To confirm whether or not the Electrochemical Disinfection System (EDS) meet with the D-2 regulation established by IMO (International Maritime Organization), the biological treatment efficacy of the EDS was assessed using three groups of natural marine plankton (bacteria, $10-50\;{\mu}m$ and $>50\;{\mu}m$ sized organisms). Influent water was passed through the EDS under the flow velocity ($23.8\;m^3/hr$) and test design was consisted of control (no treatment) and experimental (10 ppm and 30 ppm) condition for total residual chlorine (TRC).
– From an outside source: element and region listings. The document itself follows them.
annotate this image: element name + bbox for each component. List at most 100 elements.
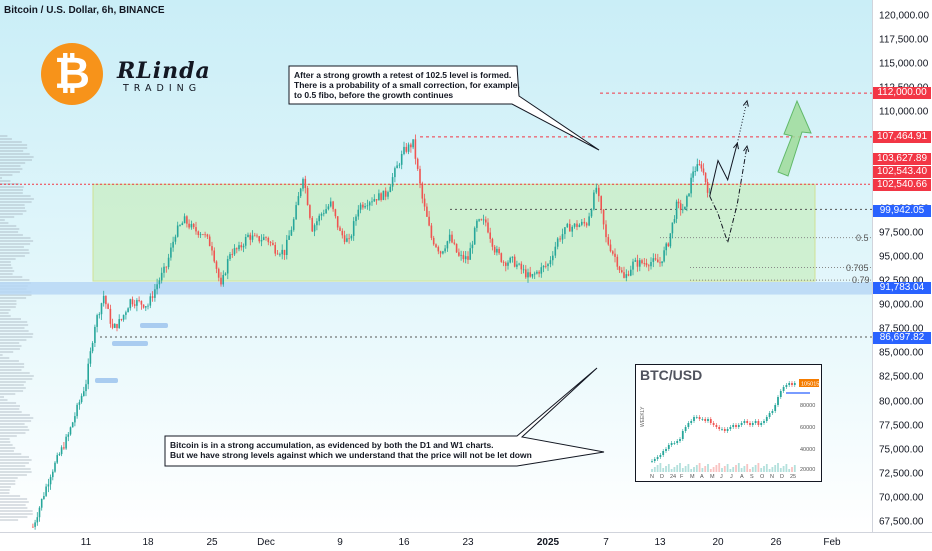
inset-candle	[679, 439, 681, 441]
candle	[58, 454, 61, 456]
candle	[375, 199, 378, 201]
candle	[368, 202, 371, 206]
volume-profile-bar	[0, 141, 22, 143]
price-tick-label: 110,000.00	[879, 106, 929, 118]
candle	[396, 165, 398, 169]
candle	[627, 274, 630, 276]
price-tick-label: 115,000.00	[879, 58, 929, 70]
candle	[204, 234, 206, 236]
inset-volume-bar	[712, 467, 715, 472]
candle	[151, 296, 154, 298]
candle	[667, 243, 670, 247]
volume-profile-bar	[0, 327, 25, 329]
fib-label: 0.705	[846, 262, 869, 273]
volume-profile-bar	[0, 501, 29, 503]
inset-candle	[712, 423, 715, 425]
inset-volume-bar	[715, 465, 718, 472]
inset-candle	[673, 443, 676, 444]
annotation-top-callout	[288, 65, 600, 151]
inset-candle	[768, 413, 771, 417]
candle	[583, 221, 586, 224]
volume-profile-bar	[0, 468, 31, 470]
volume-profile-bar	[0, 420, 32, 422]
candle	[47, 484, 50, 487]
candle	[593, 192, 595, 210]
candle	[696, 164, 699, 172]
candle	[40, 498, 43, 508]
inset-candle	[693, 417, 695, 421]
inset-candle	[676, 441, 679, 443]
volume-profile-bar	[0, 264, 12, 266]
inset-volume-bar	[726, 464, 729, 472]
volume-profile-bar	[0, 252, 30, 254]
inset-x-label: J	[730, 474, 733, 480]
volume-profile-bar	[0, 402, 17, 404]
inset-candle	[704, 419, 707, 421]
candle	[688, 193, 690, 197]
volume-profile-bar	[0, 195, 31, 197]
inset-candle	[667, 445, 670, 449]
candle	[247, 234, 249, 237]
volume-profile-bar	[0, 210, 27, 212]
candle	[538, 271, 540, 274]
candle	[491, 238, 494, 247]
candle	[348, 238, 350, 240]
candle	[380, 193, 382, 200]
volume-profile-bar	[0, 171, 20, 173]
time-axis[interactable]	[0, 532, 932, 551]
candle	[89, 351, 92, 364]
candle	[405, 146, 408, 152]
growth-arrow-icon	[777, 99, 812, 177]
volume-profile-bar	[0, 267, 13, 269]
candle	[276, 253, 279, 255]
inset-candle	[779, 391, 782, 397]
inset-side-label: WEEKLY	[640, 406, 646, 427]
candle	[341, 230, 344, 236]
candle	[423, 198, 426, 207]
candle	[605, 224, 607, 238]
candle	[571, 226, 573, 232]
candle	[686, 196, 688, 207]
inset-candle	[763, 421, 765, 423]
inset-x-label: 25	[790, 474, 796, 480]
candle	[618, 266, 621, 271]
candle	[439, 251, 442, 254]
candle	[458, 252, 460, 256]
volume-profile-bar	[0, 516, 28, 518]
candle	[453, 242, 456, 244]
candle	[382, 190, 385, 200]
inset-volume-bar	[709, 469, 712, 472]
candle	[669, 233, 672, 247]
volume-profile-bar	[0, 213, 23, 215]
candle	[242, 245, 245, 248]
candle	[318, 215, 320, 222]
volume-profile-bar	[0, 459, 32, 461]
candle	[529, 272, 531, 277]
inset-title: BTC/USD	[640, 367, 703, 383]
volume-profile-bar	[0, 471, 32, 473]
price-level-label: 91,783.04	[873, 282, 931, 294]
volume-profile-bar	[0, 222, 9, 224]
candle	[673, 219, 676, 223]
candle	[675, 201, 678, 219]
candle	[612, 251, 614, 254]
volume-profile-bar	[0, 153, 30, 155]
forecast-arrowhead	[733, 142, 739, 150]
candle	[446, 241, 449, 249]
volume-profile-bar	[0, 375, 34, 377]
price-level-label: 102,540.66	[873, 179, 931, 191]
volume-profile-bar	[0, 486, 11, 488]
price-level-label: 102,543.40	[873, 166, 931, 178]
candle	[412, 139, 414, 148]
candle	[585, 223, 588, 226]
time-tick-label: 23	[462, 537, 474, 548]
inset-volume-bar	[659, 463, 662, 472]
candle	[487, 222, 489, 233]
candle	[306, 188, 309, 206]
inset-volume-bar	[721, 468, 723, 472]
candle	[394, 168, 396, 178]
candle	[192, 224, 195, 228]
volume-profile-bar	[0, 456, 29, 458]
candle	[607, 237, 610, 245]
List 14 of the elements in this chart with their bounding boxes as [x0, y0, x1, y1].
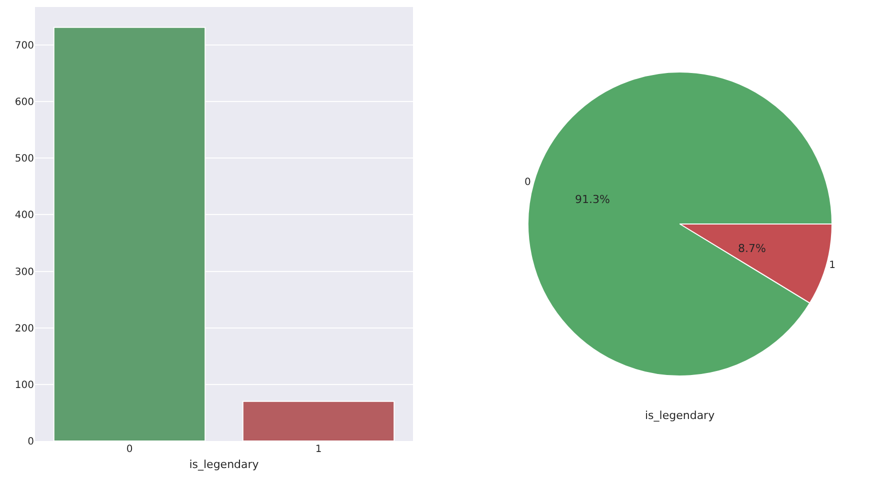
text: is_legendary — [645, 409, 716, 422]
y-tick-label: 600 — [14, 97, 34, 108]
y-tick-label: 0 — [28, 436, 34, 448]
y-tick-label: 700 — [14, 40, 34, 52]
y-tick-label: 100 — [14, 380, 34, 391]
data-label: 8.7% — [738, 242, 766, 255]
data-label: 91.3% — [575, 193, 610, 206]
y-tick-label: 400 — [14, 210, 34, 222]
x-axis-title: is_legendary — [189, 458, 260, 472]
slice-label: 0 — [524, 177, 531, 188]
y-tick-label: 300 — [14, 266, 34, 278]
y-tick-label: 200 — [14, 323, 34, 334]
y-tick-label: 500 — [14, 154, 34, 165]
slice-label: 1 — [829, 260, 836, 271]
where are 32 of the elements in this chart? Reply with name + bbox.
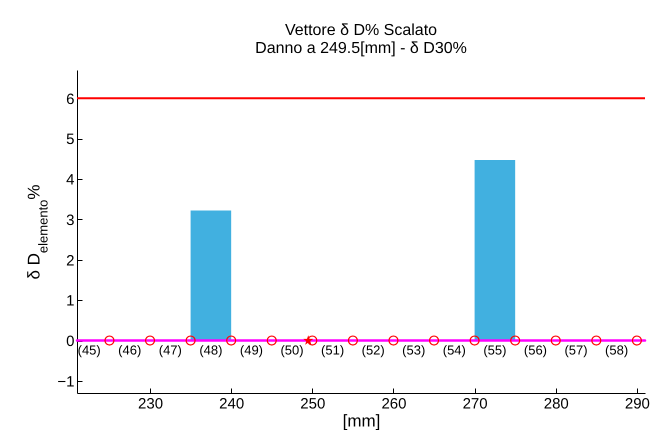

And the biological condition of the influent water followed the standards established by the guidelines for the approval of ballast water management systems. The disinfection efficacy of the $10-50\;{\mu}m$ sized organisms (phytoplankton) was assessed by three kinds of measurements using photomicroscope, epifluorescence microscope and fluorometer (fumer Designs 10-AU). After being passed through the EDS, all motile phytoplankton lost their motility under photomicroscope, the colour of chlorophyll fluorescence fumed from red into green under epifluorescence, and the high chlorophyll fluorescence (Expt. 1: 6.95, Expt. 2: 7.11) detected by fluorometer decreased into value not detected. These results indicated phytoplankton community was totally killed after electrochemical disinfection treatment. Survivorship of the larger organisms than $50\;{\mu}m$ was determined based on the appendage's movement under a stereomicroscope. Natural assemblage collected from ambient seawater was killed shortly after being passed through the EDS, whereas some Artemia remained alive. However, no live Artemia was found after 24 hour further exposure to each TRC concentration (10 and 30 ppm) under darkness. After electrochemical treatment, the target bacteria such as aerobes, coliform and Escherichia coli were completely killed on the basis of CFU (colony forming unit) on Petrifilm plate ($3\;M^{TM}$) after 48 hr incubation. Moreover, no regrowth was found in the three groups of plankton during five days under additional exposure to the treated water. These results indicated that the disinfection efficiency of the EDS on the three groups of plankton satisfy D-2 regulation.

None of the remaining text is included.